Okuyan başladı gülmeye...
Soylu ile Mumcu'ya "Hoca sizinle görüşmek istiyor" denebilirdi de...
"Kulaklarından tutup getirmek" de neyin nesiydi?
Okuyan gülünce Prof. Erbakan da güldü.
"Yaşar bey kardeşim" dedi:
- Biz eski dostuz.
Okuyan "hem de nasıl" diye Hoca'nın sözünü kesti:
- 12 Eylül 1980 İhtilali'nden sonra hapishane arkadaşlığımız bile var.
6- Şener "Patalya'ya sıcak bakmadı"
Evet, aylardan şubattı.
"Faaliyet, toplantı ve projeleri, olanları bitenleri, planları, isimleri" Abdüllatif Şener'e söyledik.

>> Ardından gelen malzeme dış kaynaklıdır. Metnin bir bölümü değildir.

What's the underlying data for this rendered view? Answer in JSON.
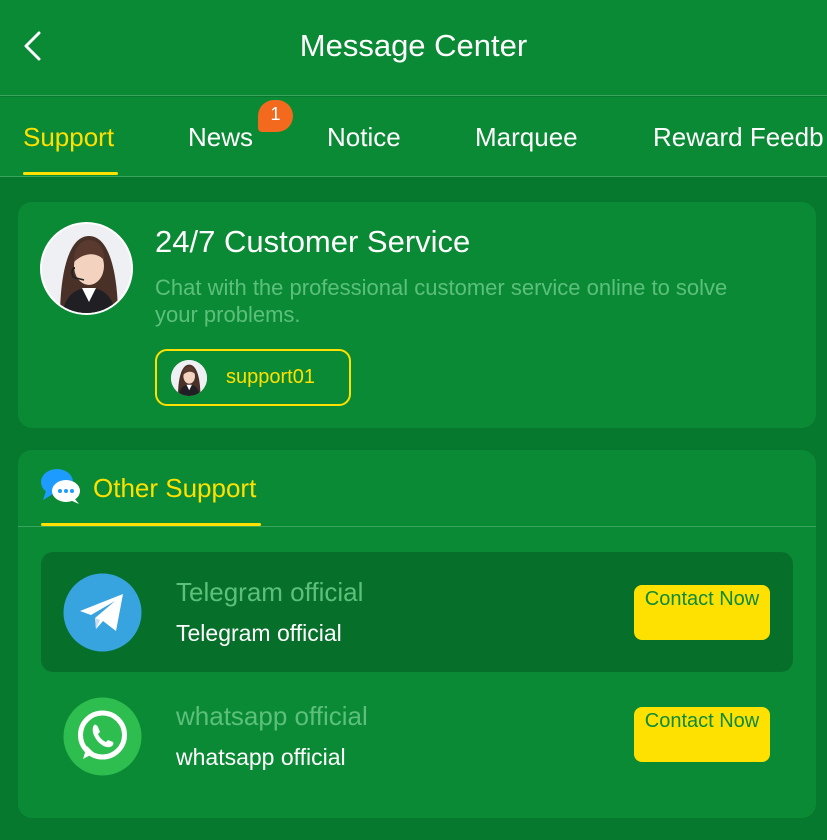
{
  "header": {
    "title": "Message Center",
    "back_icon": "chevron-left-icon"
  },
  "tabs": [
    {
      "label": "Support",
      "active": true
    },
    {
      "label": "News",
      "badge": "1"
    },
    {
      "label": "Notice"
    },
    {
      "label": "Marquee"
    },
    {
      "label": "Reward Feedb"
    }
  ],
  "service": {
    "title": "24/7 Customer Service",
    "description": "Chat with the professional customer service online to solve your problems.",
    "agent": {
      "name": "support01",
      "avatar_icon": "agent-avatar-icon"
    }
  },
  "other_support": {
    "title": "Other Support",
    "icon": "chat-bubble-icon",
    "items": [
      {
        "title": "Telegram official",
        "subtitle": "Telegram official",
        "button": "Contact Now",
        "icon": "telegram-icon"
      },
      {
        "title": "whatsapp official",
        "subtitle": "whatsapp official",
        "button": "Contact Now",
        "icon": "whatsapp-icon"
      }
    ]
  },
  "colors": {
    "background": "#07792e",
    "card": "#0a8a35",
    "accent": "#ffe100",
    "muted_text": "#5cc07a",
    "badge": "#f36a1e"
  }
}
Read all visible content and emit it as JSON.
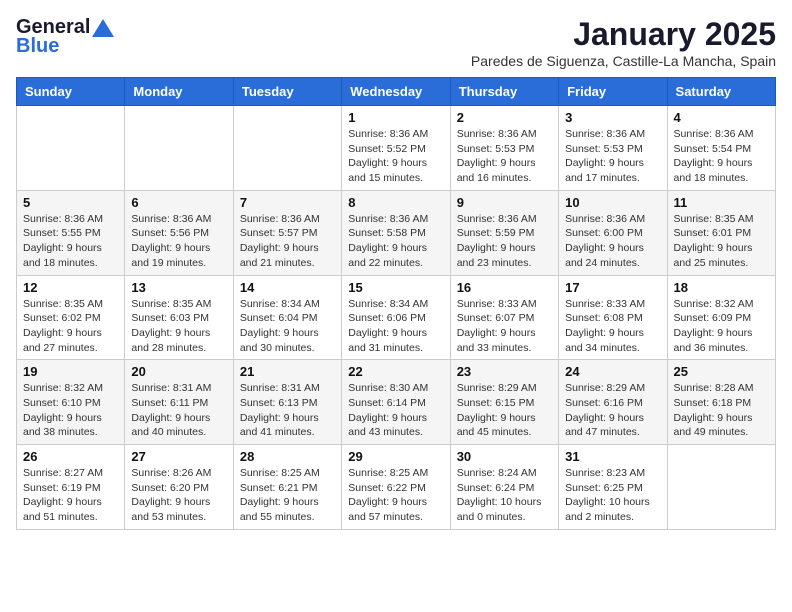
{
  "logo": {
    "general": "General",
    "blue": "Blue"
  },
  "calendar": {
    "title": "January 2025",
    "subtitle": "Paredes de Siguenza, Castille-La Mancha, Spain",
    "headers": [
      "Sunday",
      "Monday",
      "Tuesday",
      "Wednesday",
      "Thursday",
      "Friday",
      "Saturday"
    ],
    "weeks": [
      [
        {
          "day": "",
          "info": ""
        },
        {
          "day": "",
          "info": ""
        },
        {
          "day": "",
          "info": ""
        },
        {
          "day": "1",
          "info": "Sunrise: 8:36 AM\nSunset: 5:52 PM\nDaylight: 9 hours and 15 minutes."
        },
        {
          "day": "2",
          "info": "Sunrise: 8:36 AM\nSunset: 5:53 PM\nDaylight: 9 hours and 16 minutes."
        },
        {
          "day": "3",
          "info": "Sunrise: 8:36 AM\nSunset: 5:53 PM\nDaylight: 9 hours and 17 minutes."
        },
        {
          "day": "4",
          "info": "Sunrise: 8:36 AM\nSunset: 5:54 PM\nDaylight: 9 hours and 18 minutes."
        }
      ],
      [
        {
          "day": "5",
          "info": "Sunrise: 8:36 AM\nSunset: 5:55 PM\nDaylight: 9 hours and 18 minutes."
        },
        {
          "day": "6",
          "info": "Sunrise: 8:36 AM\nSunset: 5:56 PM\nDaylight: 9 hours and 19 minutes."
        },
        {
          "day": "7",
          "info": "Sunrise: 8:36 AM\nSunset: 5:57 PM\nDaylight: 9 hours and 21 minutes."
        },
        {
          "day": "8",
          "info": "Sunrise: 8:36 AM\nSunset: 5:58 PM\nDaylight: 9 hours and 22 minutes."
        },
        {
          "day": "9",
          "info": "Sunrise: 8:36 AM\nSunset: 5:59 PM\nDaylight: 9 hours and 23 minutes."
        },
        {
          "day": "10",
          "info": "Sunrise: 8:36 AM\nSunset: 6:00 PM\nDaylight: 9 hours and 24 minutes."
        },
        {
          "day": "11",
          "info": "Sunrise: 8:35 AM\nSunset: 6:01 PM\nDaylight: 9 hours and 25 minutes."
        }
      ],
      [
        {
          "day": "12",
          "info": "Sunrise: 8:35 AM\nSunset: 6:02 PM\nDaylight: 9 hours and 27 minutes."
        },
        {
          "day": "13",
          "info": "Sunrise: 8:35 AM\nSunset: 6:03 PM\nDaylight: 9 hours and 28 minutes."
        },
        {
          "day": "14",
          "info": "Sunrise: 8:34 AM\nSunset: 6:04 PM\nDaylight: 9 hours and 30 minutes."
        },
        {
          "day": "15",
          "info": "Sunrise: 8:34 AM\nSunset: 6:06 PM\nDaylight: 9 hours and 31 minutes."
        },
        {
          "day": "16",
          "info": "Sunrise: 8:33 AM\nSunset: 6:07 PM\nDaylight: 9 hours and 33 minutes."
        },
        {
          "day": "17",
          "info": "Sunrise: 8:33 AM\nSunset: 6:08 PM\nDaylight: 9 hours and 34 minutes."
        },
        {
          "day": "18",
          "info": "Sunrise: 8:32 AM\nSunset: 6:09 PM\nDaylight: 9 hours and 36 minutes."
        }
      ],
      [
        {
          "day": "19",
          "info": "Sunrise: 8:32 AM\nSunset: 6:10 PM\nDaylight: 9 hours and 38 minutes."
        },
        {
          "day": "20",
          "info": "Sunrise: 8:31 AM\nSunset: 6:11 PM\nDaylight: 9 hours and 40 minutes."
        },
        {
          "day": "21",
          "info": "Sunrise: 8:31 AM\nSunset: 6:13 PM\nDaylight: 9 hours and 41 minutes."
        },
        {
          "day": "22",
          "info": "Sunrise: 8:30 AM\nSunset: 6:14 PM\nDaylight: 9 hours and 43 minutes."
        },
        {
          "day": "23",
          "info": "Sunrise: 8:29 AM\nSunset: 6:15 PM\nDaylight: 9 hours and 45 minutes."
        },
        {
          "day": "24",
          "info": "Sunrise: 8:29 AM\nSunset: 6:16 PM\nDaylight: 9 hours and 47 minutes."
        },
        {
          "day": "25",
          "info": "Sunrise: 8:28 AM\nSunset: 6:18 PM\nDaylight: 9 hours and 49 minutes."
        }
      ],
      [
        {
          "day": "26",
          "info": "Sunrise: 8:27 AM\nSunset: 6:19 PM\nDaylight: 9 hours and 51 minutes."
        },
        {
          "day": "27",
          "info": "Sunrise: 8:26 AM\nSunset: 6:20 PM\nDaylight: 9 hours and 53 minutes."
        },
        {
          "day": "28",
          "info": "Sunrise: 8:25 AM\nSunset: 6:21 PM\nDaylight: 9 hours and 55 minutes."
        },
        {
          "day": "29",
          "info": "Sunrise: 8:25 AM\nSunset: 6:22 PM\nDaylight: 9 hours and 57 minutes."
        },
        {
          "day": "30",
          "info": "Sunrise: 8:24 AM\nSunset: 6:24 PM\nDaylight: 10 hours and 0 minutes."
        },
        {
          "day": "31",
          "info": "Sunrise: 8:23 AM\nSunset: 6:25 PM\nDaylight: 10 hours and 2 minutes."
        },
        {
          "day": "",
          "info": ""
        }
      ]
    ]
  }
}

Abdüllatif Şener'le yaptığımız görüşmeyi de yazdık. (29 Şubat 2008)
Tabii 29 Şubat'ta "başka şeyler de" yazdık. "Pek çok ayrıntı" verdik. Ama bugün, Şener'le yaptığımız "o görüşmeyi" hatırlatalım.
"Diğerlerini" yarına bırakalım.
Abdüllatif Şener'in "şubat sonunda" bize söylediklerinden bir demet:
- Herkesin hesabı kendine.
- Bahsettiğiniz veya bahsetmediğiniz grup, plan, program ve arayışların hiçbirinin içinde değilim.
- Herkes kendine göre bir şey kurguluyor ve çerçevenin içine de beni koyuyor.